Ferido de medo

Ednardo Rodrigues Brasil

Hoje, o Forró é reconhecido em todo o país e até influencia outros gêneros musicais dançantes. Embora tenha se originando na década de 1930, na região Nordeste, especificamente, em Pernambuco, esse reconhecimento só se deu a partir dos anos 1960 e 1970, principalmente, pela fama criada por seu principal ícone, Luiz Gonzaga. Além disso, com a migração nordestina para várias regiões do país, o Forró foi sendo disseminado e ganhando mais popularidade nos demais territórios da nação.
Na época de minha infância e adolescência, os tocadores de sanfona, principal instrumento do Forró, gozavam de um certo prestígio, eram bastante admirados e até, de certa forma, bajulados.
Na minha região, entre as décadas de 1970 e 1980, o sanfoneiro de maior fama era João Mucura, pouco estudioso, muito preguiçoso, mas, igualmente talentoso. Não conhecia as notas musicais, porém, tinha um ouvido inacreditável e dedos bastante habilidosos no manejo do instrumento. Acredito que não se empenhava no aperfeiçoamento de sua arte porque seu grande desejo era ser motorista de caminhão. Mesmo assim, Mucura era bastante solicitado e, frequentemente, animava as festas pela redondeza. Acompanhado, apenas, de pandeiro e triangulo, ele era garantia de boa música.
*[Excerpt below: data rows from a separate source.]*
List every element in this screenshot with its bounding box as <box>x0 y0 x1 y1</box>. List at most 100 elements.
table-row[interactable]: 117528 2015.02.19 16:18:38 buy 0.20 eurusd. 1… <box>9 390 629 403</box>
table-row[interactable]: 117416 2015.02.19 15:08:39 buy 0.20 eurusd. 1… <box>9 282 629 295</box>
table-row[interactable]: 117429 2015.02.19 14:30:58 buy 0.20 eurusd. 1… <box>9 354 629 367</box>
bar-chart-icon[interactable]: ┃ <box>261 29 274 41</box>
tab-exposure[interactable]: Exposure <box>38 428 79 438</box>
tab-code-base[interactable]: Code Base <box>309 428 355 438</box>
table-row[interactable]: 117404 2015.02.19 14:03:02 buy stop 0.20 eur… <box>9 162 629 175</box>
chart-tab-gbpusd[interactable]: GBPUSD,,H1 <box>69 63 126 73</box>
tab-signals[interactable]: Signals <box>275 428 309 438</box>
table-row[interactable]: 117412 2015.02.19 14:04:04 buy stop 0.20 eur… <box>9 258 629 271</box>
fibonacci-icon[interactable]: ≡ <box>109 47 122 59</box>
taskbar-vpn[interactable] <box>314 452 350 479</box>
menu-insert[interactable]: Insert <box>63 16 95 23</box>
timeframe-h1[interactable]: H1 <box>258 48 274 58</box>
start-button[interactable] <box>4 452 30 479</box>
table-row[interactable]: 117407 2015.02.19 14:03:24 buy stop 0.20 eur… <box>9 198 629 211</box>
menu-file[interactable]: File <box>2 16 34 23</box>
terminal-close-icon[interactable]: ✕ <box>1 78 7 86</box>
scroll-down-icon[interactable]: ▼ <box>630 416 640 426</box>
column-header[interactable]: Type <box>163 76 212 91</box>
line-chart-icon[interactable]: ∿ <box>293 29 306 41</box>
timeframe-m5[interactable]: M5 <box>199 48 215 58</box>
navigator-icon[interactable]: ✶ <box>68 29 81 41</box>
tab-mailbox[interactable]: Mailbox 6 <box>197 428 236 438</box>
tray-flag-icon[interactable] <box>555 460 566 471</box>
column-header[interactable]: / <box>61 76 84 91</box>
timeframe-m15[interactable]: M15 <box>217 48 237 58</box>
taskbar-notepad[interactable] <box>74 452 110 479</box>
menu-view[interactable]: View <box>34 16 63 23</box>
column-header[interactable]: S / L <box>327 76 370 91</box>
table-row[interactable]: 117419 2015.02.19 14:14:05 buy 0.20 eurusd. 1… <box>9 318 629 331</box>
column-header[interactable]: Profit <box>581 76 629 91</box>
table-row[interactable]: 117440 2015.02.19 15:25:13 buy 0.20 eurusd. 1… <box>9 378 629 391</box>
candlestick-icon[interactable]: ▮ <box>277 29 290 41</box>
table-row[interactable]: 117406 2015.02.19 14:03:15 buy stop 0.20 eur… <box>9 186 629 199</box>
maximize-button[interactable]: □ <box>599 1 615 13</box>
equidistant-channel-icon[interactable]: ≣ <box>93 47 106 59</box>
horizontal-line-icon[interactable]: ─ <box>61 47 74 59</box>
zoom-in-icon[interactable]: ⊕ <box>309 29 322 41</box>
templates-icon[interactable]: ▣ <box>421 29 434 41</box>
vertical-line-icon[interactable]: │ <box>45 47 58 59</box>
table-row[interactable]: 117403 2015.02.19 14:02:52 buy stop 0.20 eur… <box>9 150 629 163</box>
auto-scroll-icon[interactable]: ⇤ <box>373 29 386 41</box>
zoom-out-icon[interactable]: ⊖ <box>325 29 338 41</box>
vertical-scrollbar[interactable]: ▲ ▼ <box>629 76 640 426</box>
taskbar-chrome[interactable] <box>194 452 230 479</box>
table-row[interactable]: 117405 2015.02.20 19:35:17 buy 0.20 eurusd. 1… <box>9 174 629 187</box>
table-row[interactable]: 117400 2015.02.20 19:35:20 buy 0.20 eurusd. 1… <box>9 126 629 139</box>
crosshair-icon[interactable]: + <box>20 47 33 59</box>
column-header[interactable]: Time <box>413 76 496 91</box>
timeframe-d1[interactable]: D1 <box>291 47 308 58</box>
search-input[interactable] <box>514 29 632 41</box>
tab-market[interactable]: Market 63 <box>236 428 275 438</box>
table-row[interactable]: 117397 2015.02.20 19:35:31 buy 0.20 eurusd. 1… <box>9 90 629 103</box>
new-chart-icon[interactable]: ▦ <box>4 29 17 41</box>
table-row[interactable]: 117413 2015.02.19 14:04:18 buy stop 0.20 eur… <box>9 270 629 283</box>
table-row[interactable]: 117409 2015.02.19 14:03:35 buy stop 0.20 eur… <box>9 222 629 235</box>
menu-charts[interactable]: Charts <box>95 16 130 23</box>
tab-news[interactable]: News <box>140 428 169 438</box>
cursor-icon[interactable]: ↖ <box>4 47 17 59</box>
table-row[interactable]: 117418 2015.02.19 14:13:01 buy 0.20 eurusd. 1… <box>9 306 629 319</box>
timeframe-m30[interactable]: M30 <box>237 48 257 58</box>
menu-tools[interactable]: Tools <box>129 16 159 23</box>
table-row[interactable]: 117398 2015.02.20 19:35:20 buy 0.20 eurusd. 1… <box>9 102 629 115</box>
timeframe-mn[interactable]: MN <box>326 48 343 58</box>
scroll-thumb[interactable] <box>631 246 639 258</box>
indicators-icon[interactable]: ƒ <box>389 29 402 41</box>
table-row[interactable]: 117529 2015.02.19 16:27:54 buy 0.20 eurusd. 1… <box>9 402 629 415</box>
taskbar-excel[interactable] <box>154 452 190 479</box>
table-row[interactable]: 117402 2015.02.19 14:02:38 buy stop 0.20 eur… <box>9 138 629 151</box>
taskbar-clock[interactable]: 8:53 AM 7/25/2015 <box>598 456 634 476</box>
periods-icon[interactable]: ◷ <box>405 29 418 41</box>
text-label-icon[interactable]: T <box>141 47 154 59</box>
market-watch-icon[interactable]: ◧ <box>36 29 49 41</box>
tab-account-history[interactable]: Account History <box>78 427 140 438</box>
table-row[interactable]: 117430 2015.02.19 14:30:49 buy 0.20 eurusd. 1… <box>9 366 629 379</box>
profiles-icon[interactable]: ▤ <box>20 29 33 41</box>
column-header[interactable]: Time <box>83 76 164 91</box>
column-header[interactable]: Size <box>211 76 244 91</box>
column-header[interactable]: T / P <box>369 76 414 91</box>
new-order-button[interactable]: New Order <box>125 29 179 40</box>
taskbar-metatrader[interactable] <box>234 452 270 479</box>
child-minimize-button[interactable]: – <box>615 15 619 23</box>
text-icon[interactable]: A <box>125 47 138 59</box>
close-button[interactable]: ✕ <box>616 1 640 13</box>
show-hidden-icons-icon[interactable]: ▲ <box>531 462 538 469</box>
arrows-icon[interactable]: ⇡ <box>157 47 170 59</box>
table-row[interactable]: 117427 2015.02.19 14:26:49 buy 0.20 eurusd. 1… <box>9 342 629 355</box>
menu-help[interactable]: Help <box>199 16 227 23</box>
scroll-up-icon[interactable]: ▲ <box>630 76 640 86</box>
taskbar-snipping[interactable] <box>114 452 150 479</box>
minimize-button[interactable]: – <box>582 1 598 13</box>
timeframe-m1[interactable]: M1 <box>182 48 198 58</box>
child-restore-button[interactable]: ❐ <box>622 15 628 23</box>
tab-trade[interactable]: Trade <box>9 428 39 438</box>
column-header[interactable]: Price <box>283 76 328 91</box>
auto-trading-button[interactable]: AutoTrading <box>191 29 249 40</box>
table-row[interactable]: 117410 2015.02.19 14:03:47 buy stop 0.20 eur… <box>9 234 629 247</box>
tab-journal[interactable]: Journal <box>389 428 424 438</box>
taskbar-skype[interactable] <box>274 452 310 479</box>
O sanfoneiro não era muito exigente com quem fosse tocar triângulo, poderia ser um qualquer, mas, já no pandeiro, só um percussionista lhe agradava: João Batista. Este morava num Município vizinho, mas, apesar da distância, era presença garantida no “conjunto” de João Mucura.
Entre uma data e outra, Mucura e seu conjunto foram contratados para tocar uma festa na localidade de Lajedo dos Rocha. A comunidade em questão não gozava de boa reputação, visto que, em eventos anteriores, várias brigas teriam acontecido. Segundo relatos, à época, peixeiras e revólveres eram, simplesmente, acessórios dos dançarinos. Hoje, pode parecer surreal, mas, naquele tempo era algo bastante comum.
Chegado o dia da festa, João Batista chegou cedo à casa de João Mucura, acompanhado de um amigo, que trouxera na garupa da bicicleta por mais de 40 km, pois era muito medroso e sequer cogitava andar sozinho. Almoçaram e, ao final da tarde, num caminhão que conduzia também dançarinos da comunidade local, partiram rumo ao evento.
Devido à distância considerável, chegaram ao anoitecer e foram logo se posicionando para o início da festa. O clube não passava de um quadrado de terra batida, cercado de arame farpado e, como era comum naquele tempo, não tinha palco para os artistas. Os músicos foram colocados no fundo da “quadra”. Ali, ficaram João Mucura, o triangulista, João Batista, e o amigo que o acompanhava. Atrás deles e da cerca, uma “capoeira de algodão” que, pelo clarão da lua, dava para ver que era bastante extensa.
Em pouco tempo, a quadra estava lotada e o dono da festa mandou que se começasse a tocar. Mal terminara a primeira música, começou a primeira briga. Ouviu-se a discussão, o tinir das facas, o alarde das mulheres. O “bolo” da confusão se dirigia na direção do conjunto. João Mucura pensava em correr, mas não podia abandonar o fole. O cara do triangulo protegeu-se atrás do sanfoneiro. João Batista tremia dos pés a cabeça e pensava em correr, mas as peixeiras se entrelaçavam a sua frente. De repente, um tiro.  Mais um, e outro… O estrondo dos disparos era aterrorizante. Era demais para João Batista, que rastejou por baixo das pernas dos briguentos e, de um só salto, pulou os oitos fios de arame da cerca que dava para a capoeira. Saiu correndo sem destino. Não sabia para onde estava indo, mas sabia onde não queria ficar.
A certa altura da fuga, alguém gritou:
– Espera por mim, macho!
Quando ouviu isso, o pandeirista ficou ainda mais apavorado e, sem sequer olhar para trás, alargou o passo. Porém, a voz soou novamente:
– Batista, sou eu macho, teu amigo!
Finalmente, João parou. Estava suado, exausto e descalço. Ficou aliviado por ver o amigo, porém o trauma dos tiros o mantinha apavorado. Sob o olhar incrédulo do amigo, João Batista despiu-se completamente e perguntou:
– Macho, tu tem um isqueiro aí?
– Tenho. – respondeu o amigo – Mas, pra quê?
João Batista abriu as pernas, estendeu os braços e, ainda desesperado, disse:
– Macho, pelo amor de Deus, “alumia” aqui pra ver se eu não tô baleado!
Após a averiguação, apenas alguns arranhões causados por galhos e poucos espinhos de carrapicho nos pés. O grande problema agora era encontrar o caminho de volta.